The dataset construction pipeline (automated generation + semantic filtering + dimensional coverage checking + manual refinement) can serve as a general paradigm for building vision-language datasets in other vertical domains.

Rating¶

Novelty: ⭐⭐⭐⭐ Introducing the vision-language paradigm to industrial defect detection is a valuable contribution; the 5-dimensional semantic framework offers methodological merit.
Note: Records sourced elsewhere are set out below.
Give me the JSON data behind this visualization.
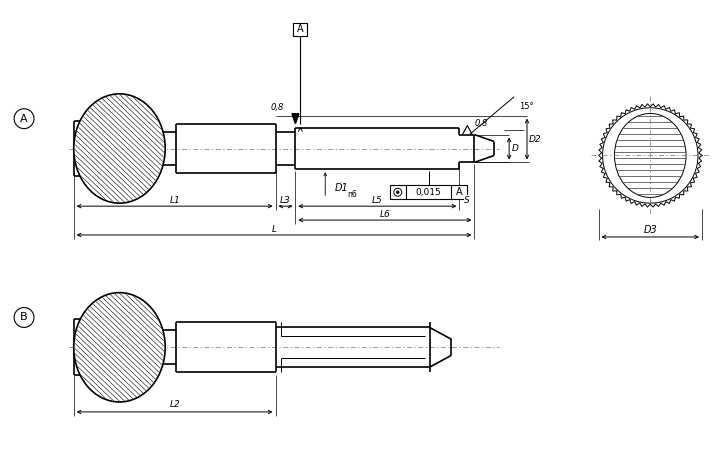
{
  "bg_color": "#ffffff",
  "lc": "#000000",
  "lw": 0.8,
  "lw_thick": 1.2,
  "labels": {
    "A": "A",
    "B": "B",
    "L1": "L1",
    "L2": "L2",
    "L3": "L3",
    "L5": "L5",
    "L6": "L6",
    "L": "L",
    "S": "S",
    "D": "D",
    "D1": "D1",
    "D1sub": "n6",
    "D2": "D2",
    "D3": "D3",
    "tol_val": "0,015",
    "tol_ref": "A",
    "ra1": "0,8",
    "ra2": "0,8",
    "angle": "15°",
    "datum_A": "A"
  },
  "fig_w": 7.27,
  "fig_h": 4.63
}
Experimental Thoroughness: ⭐⭐⭐⭐ The four-task benchmark is comprehensive and the annotation-level comparative experiments are convincing; however, comparisons with recent industrial VLM methods are lacking.
Writing Quality: ⭐⭐⭐⭐⭐ The dataset construction pipeline is described in thorough and clear detail, with rich and informative figures and tables.
Value: ⭐⭐⭐⭐ As the first vision-language dataset for steel defects, this work has significant impact on advancing the field, and the construction methodology is broadly applicable.